Während man die volle Aufmerksamkeit dem Fernseher widmet, bemerkt man dabei oftmals nicht, dass man gedankenlos eine große Menge Kalorien konsumiert. Der Klassiker unter den Diätfallen, denn unser Hungergefühl wird bei Ablenkung nicht wahrgenommen. Besser: Bei Knabberbedarf lieber auf Karotten, Gurken oder Obst umsteigen und bei festen Mahlzeiten den Fernseher ausschalten.
Alkohol trinken
Besonders an Wochenende oder an Feiertagen tappt man gern in die tückische Diätfalle. Doch Alkoholgenuss entpuppt sich als mächtige Kalorienbombe und regt zusätzlich den Appetit an. Lieber frische Saftschorlen trinken oder sich ab und an ein alkoholfreies Bier gönnen.
Radikal-Diäten
Wer statt gewohnten rund 2000 Kalorien pro Tag nur 1000 zu sich nimmt, gelangt schnell zum Jojo-Effekt. Auf Radikaldiäten war bisher noch nie Verlass, sie sind sogar schädlich für die Gesundheit. Nicht nur der Kreislauf erschwächt, auch die Heißhungerattacken werden immer größer und der Drang nach Fast Food unkontrollierter. Also: Finger weg!
Zu Fast Food greifen
Wer unter Zeitdruck steht und mit großem Hunger geplagt ist, greift oftmals zu Fast Food. Ob zur Mittagspause auf der Arbeit, beim Shopping, oder bei anderen Unternehmungen- die Devise lautet immer: „Es muss schnell zubereitet sein und sättigen.“ Doch diese fetten und kalorienreichen Mahlzeiten sind nun mal ungesund. Besser sind kalorienarme Snacks, die man sich vorher zubereitet, wie Vollkornbrötchen mit Käse und Salat oder Reis mit Mais und ein paar Knäckebroten.
Zu kurzfristig planen
Jeder kennt die spontanen Lustgefühle, die einen auf Schokolade oder andere Leckereien überkommen. Natürlich sollte man in einer Diät nicht zu 100% darauf verzichten. Man sollte lieber langfristig denken und einen Plan erstellen, in dem man nicht nur feste Gerichte einplant, sondern sich auch Tage markiert, an denen kleine Sünden erlaubt sind.

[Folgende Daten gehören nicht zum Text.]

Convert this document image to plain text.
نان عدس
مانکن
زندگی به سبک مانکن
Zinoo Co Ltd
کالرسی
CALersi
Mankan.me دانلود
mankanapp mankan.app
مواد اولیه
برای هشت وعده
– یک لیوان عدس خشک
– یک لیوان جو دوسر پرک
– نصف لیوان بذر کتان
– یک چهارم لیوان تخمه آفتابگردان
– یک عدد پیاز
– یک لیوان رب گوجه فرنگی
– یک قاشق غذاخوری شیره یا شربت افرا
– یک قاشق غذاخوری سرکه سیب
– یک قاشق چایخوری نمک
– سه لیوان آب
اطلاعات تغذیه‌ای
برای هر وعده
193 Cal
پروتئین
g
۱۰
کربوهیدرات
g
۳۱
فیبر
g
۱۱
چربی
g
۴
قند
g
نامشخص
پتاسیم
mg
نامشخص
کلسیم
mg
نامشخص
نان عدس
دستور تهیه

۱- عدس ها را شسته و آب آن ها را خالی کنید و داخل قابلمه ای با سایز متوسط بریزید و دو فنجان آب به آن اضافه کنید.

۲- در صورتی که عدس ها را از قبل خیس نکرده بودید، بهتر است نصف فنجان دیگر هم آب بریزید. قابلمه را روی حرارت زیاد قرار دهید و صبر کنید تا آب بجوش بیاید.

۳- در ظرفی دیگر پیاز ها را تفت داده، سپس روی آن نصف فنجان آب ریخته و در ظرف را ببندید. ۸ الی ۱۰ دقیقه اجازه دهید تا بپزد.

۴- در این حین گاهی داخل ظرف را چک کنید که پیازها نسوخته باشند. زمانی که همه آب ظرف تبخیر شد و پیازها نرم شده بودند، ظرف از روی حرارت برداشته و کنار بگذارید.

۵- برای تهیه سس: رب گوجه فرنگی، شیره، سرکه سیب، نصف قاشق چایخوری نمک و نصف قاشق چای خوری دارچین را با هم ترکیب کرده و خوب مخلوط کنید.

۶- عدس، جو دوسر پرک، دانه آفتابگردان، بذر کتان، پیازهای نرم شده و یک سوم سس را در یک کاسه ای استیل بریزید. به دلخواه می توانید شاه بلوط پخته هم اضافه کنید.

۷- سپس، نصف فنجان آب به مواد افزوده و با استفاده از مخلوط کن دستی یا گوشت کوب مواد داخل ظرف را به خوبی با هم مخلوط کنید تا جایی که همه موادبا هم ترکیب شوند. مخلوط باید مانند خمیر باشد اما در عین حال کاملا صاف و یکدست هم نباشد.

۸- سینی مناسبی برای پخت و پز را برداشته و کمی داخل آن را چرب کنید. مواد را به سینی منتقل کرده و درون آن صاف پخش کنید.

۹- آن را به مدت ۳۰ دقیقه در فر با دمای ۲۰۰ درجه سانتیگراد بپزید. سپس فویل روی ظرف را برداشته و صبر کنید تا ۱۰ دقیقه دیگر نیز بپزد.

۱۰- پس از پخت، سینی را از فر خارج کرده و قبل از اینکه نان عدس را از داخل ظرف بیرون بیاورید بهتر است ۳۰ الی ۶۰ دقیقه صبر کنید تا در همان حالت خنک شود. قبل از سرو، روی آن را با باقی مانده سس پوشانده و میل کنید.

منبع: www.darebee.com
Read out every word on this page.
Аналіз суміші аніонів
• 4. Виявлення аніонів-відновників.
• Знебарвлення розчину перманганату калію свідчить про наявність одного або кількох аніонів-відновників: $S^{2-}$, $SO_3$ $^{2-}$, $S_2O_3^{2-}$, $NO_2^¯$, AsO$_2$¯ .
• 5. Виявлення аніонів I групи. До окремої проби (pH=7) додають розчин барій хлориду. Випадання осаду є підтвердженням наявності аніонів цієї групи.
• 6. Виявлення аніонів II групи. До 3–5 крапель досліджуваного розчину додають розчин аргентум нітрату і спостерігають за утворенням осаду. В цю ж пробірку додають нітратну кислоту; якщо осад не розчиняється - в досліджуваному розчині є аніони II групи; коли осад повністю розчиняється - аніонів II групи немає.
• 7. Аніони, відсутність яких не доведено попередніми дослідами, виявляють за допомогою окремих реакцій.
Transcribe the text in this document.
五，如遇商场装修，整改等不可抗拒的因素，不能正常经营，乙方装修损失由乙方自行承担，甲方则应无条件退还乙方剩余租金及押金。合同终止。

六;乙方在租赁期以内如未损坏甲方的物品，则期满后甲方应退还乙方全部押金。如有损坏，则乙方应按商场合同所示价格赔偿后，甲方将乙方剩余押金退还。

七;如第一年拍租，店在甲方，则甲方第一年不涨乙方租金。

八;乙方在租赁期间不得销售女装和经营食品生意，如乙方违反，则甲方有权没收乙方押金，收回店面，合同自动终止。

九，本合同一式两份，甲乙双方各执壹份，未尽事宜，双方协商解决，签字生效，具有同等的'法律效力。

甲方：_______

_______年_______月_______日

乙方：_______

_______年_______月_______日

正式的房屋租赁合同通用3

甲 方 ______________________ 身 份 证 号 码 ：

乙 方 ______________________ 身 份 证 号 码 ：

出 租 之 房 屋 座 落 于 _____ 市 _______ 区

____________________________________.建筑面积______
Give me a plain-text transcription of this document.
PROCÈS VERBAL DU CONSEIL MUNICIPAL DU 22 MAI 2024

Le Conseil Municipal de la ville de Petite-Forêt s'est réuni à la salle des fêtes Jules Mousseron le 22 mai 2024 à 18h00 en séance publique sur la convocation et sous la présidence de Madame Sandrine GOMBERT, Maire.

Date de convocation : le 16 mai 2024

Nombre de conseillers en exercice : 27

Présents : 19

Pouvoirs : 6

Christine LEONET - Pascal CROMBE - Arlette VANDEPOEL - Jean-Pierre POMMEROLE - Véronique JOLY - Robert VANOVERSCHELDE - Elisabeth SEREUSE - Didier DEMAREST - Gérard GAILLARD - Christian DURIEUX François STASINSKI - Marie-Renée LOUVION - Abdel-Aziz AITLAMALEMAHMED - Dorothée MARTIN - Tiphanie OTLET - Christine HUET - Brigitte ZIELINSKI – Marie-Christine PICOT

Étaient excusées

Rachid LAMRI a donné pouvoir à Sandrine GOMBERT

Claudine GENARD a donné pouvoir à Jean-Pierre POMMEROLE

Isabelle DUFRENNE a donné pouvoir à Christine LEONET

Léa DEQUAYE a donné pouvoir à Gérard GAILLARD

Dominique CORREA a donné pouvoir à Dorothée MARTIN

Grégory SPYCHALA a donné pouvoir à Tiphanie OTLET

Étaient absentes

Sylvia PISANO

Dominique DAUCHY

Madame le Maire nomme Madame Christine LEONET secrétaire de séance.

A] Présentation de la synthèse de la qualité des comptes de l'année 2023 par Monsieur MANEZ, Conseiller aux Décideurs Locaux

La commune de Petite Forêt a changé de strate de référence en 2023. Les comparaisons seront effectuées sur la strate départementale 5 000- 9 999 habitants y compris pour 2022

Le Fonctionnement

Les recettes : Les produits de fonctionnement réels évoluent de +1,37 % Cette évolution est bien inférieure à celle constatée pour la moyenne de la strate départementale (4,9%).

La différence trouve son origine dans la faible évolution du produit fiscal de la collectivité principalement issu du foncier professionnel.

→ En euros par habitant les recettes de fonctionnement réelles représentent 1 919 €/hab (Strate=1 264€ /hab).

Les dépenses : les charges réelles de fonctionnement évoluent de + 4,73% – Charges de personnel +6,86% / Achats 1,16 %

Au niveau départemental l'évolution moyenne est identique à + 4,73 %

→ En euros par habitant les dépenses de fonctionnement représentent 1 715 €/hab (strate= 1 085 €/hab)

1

Zu Fertigprodukten greifen
Wer abnehmen möchte, der sollte sich auch Zeit nehmen, gesund und frisch zu kochen. Das spart nicht nur Kalorien, sondern sättigt länger als Fertigprodukte. Natürlich kann es geschehen, dass der Hunger so groß ist, dass die Versuchung, auf Fertigprodukte zuzugreifen, unwiderstehlich scheint. Was aber Viele unterschätzen, ist die Menge an Fett und Kalorien, die dieses Essen liefert. Deshalb gilt: zucker- und fettarme Fertigprodukte kaufen oder auch mal auf Obst als Hauptmahlzeit umsteigen.
Heißhungerattacken zulassen
Die spontane Lust auf Süßigkeiten kommt unerwartet und meist überraschend. Ganz schwierig zu widerstehen wird es, wenn die Phantasie einem Bilder von Sahnepudding, Torte, Schokolade oder Gummibärchen vorgaukelt. Hier empfehlen sich klassische Appetitzügler wie Wasser und Obst, um dem Zuckerflash das Schnippchen zu schlagen.